Apagão no Amapá deixa população sem água, alimento e hospitais lotados

Situação atingiu 13 das 16 cidades do estado

Apagão no Amapá deixa população sem água, alimento e hospitais lotados
Foto: Jorge Júnior/Rede Amazônica

Nesta sexta-feira (06), 13 das 16 cidades do Amapá completam três dias sem energia elétrica. O apagão aconteceu por conta de um incêndio nesta terça-feira (03), no transformador 1 da Subestação de Macapá, da companhia LMTE. A empresa é responsável por aproximadamente 70% da energia do estado. O governo de Macapá, a capital, decretou estado de calamidade pública por 30 dias, mudando as regras estabelecidas por causa da pandemia da Covid-19 e permitindo que postos de combustíveis funcionem durante 24 horas por dia.

A falta de energia tem provocado uma série de problemas como desabastecimento de água, queda nos sistemas de internet, paralisação de agências bancárias e de outros serviços essenciais! Moradores se queixam de não conseguirem comprar comida e remédios e nem sacar dinheiro! A crise é generalizada! Algumas atividades também já foram interrompidas em hospitais.

Os trabalhos para reparar a subestação atingida começaram na terça-feira, mas o serviço ainda não foi reestabelecido. A previsão é de que, ainda hoje, um dos geradores seja consertado e restaure o fornecimento de energia entre 60 e 70% do estado. O drama ganhou contornos apocalípticos em centenas de depoimentos nas redes sociais. Apesar da dificuldade em conseguir conexão, muitas pessoas aproveitaram o pouco que restava de bateria em seus celulares para relatar as dificuldades da população local.

Em um texto no Facebook, Heluana Quintas, moradora de Macapá, fala da situação de calamidade no estado. “Não tem água encanada. Não tem internet e raras vezes funciona Claro e Vivo. Os postos de gasolina não podem operar sem energia, então não temos gasolina também. Não dá para sacar dinheiro nos caixas eletrônicos, nem comprar comida com cartão. Estamos num pico de contaminação e lotação nos hospitais devido à pandemia. Eles estão funcionando por gerador. Não sabemos por quanto tempo. As cirurgias foram interrompidas. Torçam, rezem, orem, mandem ‘positive vibration’ aos enfermos”, postou.
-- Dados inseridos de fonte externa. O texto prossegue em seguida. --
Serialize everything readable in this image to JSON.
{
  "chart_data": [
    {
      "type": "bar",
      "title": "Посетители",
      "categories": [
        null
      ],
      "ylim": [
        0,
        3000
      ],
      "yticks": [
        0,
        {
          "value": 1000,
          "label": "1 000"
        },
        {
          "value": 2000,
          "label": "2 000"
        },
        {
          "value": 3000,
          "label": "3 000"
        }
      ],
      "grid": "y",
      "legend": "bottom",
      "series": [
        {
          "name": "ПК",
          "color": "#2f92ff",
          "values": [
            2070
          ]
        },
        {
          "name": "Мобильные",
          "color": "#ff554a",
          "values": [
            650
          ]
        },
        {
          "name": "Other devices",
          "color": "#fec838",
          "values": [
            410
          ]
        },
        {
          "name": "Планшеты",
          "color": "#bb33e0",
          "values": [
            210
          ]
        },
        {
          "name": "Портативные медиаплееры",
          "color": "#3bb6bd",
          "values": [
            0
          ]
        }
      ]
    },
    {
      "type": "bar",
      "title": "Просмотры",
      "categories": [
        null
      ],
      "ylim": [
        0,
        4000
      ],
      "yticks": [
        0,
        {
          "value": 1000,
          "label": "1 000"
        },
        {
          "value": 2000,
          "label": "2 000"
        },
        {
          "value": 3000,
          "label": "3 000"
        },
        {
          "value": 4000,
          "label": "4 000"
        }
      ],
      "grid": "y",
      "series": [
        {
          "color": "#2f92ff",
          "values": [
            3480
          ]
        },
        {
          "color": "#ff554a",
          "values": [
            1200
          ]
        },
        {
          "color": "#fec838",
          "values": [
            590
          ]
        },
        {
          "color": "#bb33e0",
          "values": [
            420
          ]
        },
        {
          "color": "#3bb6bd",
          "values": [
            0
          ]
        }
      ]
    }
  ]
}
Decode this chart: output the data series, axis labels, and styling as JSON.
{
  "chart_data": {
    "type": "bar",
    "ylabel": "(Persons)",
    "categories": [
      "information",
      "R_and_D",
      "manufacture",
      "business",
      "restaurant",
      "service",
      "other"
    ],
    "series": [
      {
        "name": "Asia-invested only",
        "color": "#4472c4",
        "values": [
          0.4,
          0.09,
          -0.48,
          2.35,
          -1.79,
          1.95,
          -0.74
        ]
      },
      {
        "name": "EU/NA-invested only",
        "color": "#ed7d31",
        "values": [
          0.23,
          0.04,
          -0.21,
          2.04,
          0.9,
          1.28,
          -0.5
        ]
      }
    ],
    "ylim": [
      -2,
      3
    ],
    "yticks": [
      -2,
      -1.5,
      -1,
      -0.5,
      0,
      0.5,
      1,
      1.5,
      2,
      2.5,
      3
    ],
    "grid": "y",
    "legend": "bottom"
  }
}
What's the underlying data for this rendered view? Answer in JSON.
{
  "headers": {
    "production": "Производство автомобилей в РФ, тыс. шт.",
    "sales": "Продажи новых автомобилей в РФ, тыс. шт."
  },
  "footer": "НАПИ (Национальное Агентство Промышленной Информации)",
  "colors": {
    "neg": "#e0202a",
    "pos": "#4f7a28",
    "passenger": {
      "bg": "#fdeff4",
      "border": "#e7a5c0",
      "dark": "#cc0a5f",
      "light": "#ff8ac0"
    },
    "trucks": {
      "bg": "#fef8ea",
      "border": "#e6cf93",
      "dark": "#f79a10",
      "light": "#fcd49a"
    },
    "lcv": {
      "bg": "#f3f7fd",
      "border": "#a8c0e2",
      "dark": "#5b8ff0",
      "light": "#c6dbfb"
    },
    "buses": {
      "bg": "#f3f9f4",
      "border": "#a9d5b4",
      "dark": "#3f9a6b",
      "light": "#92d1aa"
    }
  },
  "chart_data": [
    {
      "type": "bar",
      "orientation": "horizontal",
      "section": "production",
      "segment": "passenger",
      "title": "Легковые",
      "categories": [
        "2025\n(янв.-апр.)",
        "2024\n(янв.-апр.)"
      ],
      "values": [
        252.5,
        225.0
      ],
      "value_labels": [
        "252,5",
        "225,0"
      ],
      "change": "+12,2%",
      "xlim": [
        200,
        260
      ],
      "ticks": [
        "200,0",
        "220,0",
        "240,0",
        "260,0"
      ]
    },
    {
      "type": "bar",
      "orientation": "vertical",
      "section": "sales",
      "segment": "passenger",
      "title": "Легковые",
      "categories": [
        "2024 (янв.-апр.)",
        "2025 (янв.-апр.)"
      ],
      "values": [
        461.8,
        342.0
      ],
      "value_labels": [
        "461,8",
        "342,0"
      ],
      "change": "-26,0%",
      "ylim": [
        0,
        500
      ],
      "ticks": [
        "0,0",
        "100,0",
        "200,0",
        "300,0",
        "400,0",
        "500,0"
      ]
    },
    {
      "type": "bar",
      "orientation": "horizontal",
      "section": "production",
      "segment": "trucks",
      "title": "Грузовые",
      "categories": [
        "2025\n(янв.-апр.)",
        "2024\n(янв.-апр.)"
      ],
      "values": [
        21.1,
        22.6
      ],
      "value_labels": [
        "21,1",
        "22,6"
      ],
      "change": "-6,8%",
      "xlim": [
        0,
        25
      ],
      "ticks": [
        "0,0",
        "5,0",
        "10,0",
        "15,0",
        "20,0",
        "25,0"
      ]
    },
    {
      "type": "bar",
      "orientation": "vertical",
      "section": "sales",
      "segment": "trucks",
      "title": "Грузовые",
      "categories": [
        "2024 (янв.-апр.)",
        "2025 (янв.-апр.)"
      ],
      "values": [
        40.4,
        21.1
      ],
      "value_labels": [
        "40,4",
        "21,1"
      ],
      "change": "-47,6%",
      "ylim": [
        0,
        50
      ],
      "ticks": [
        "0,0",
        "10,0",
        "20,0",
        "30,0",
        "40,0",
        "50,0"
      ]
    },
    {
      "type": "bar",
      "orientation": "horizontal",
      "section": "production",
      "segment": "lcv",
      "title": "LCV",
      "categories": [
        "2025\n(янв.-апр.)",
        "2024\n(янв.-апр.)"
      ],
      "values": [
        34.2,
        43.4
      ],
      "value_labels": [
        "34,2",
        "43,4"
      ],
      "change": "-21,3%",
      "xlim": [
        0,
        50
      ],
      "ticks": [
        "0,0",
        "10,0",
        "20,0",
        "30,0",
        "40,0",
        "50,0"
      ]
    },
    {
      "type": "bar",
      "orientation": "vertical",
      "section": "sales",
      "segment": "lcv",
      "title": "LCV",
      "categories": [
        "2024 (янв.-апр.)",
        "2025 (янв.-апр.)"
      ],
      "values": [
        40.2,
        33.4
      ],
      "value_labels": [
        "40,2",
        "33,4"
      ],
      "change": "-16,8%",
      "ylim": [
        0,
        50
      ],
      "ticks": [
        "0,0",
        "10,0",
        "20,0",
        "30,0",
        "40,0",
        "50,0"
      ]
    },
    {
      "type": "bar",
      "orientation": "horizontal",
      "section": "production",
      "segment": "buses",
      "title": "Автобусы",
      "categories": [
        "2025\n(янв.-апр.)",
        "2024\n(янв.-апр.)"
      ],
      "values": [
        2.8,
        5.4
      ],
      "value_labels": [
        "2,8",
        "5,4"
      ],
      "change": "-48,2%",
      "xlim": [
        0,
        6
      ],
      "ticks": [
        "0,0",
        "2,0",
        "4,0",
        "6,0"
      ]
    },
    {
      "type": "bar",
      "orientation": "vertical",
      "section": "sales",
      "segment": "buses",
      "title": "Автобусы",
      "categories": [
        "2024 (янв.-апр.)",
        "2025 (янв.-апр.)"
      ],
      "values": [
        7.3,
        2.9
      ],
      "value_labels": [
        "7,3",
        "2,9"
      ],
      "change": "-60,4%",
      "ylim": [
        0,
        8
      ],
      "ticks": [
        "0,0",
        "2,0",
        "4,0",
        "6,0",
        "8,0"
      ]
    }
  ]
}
O material logo viralizou em diversas redes sociais e hashtags como #SOSAmapa, #ApagaoNoAmapa e #AmapaPedeSocorro passaram a circular com força. Vídeos nas redes mostram filas para conseguir colocar combustível no automóvel ou para comprar água, em um momento de pandemia no qual a aglomeração de pessoas pode aumentar a contaminação de covid-19.

Marina Silva (Rede), ex-senadora pelo Acre, também comentou os problemas. “É gravíssima e estarrecedora a situação no Amapá. Em quase todo o Estado, já são mais de 40 horas sem energia elétrica, água, internet e sinal de celular. As autoridades públicas precisam agir com urgência para contornar os transtornos e os prejuízos provocados a todos os amapaenses”, disse em seu Twitter.

Outros dois políticos que estão divulgando as dificuldades locais são o senador Randolfe Rodrigues (Rede) e o deputado federal Camilo Capiberibe (PSB), eleitos no Estado. “O que estamos vivendo no Amapá é inaceitável. Precisamos de respostas rápidas. Comerciantes e famílias estão perdendo o pouco que tem, famílias sem água para cozinhar/tomar banho e grandes aglomerações se formando em supermercados, farmácias, postos de gasolina em plena pandemia”, reclamou Capiberibe.

Outra internauta usou o Twitter para lamentar a situação. “Só atualizando: estamos há 50 horas sem energia, pouco sinal de internet, a água potável está escassa, gasolina num preço absurdo, o Estado está na segunda onda de covid e não temos previsão de retorno”, disse Mari Guedes.

Na quinta-feira (5) o governo informou que tem a expectativa de restabelecer o fornecimento de energia em 70% do Amapá, mas a retomada das condições normais de atendimento em todo o Estado deverá levar mais tempo, segundo o ministro de Minas e Energia, Bento Albuquerque.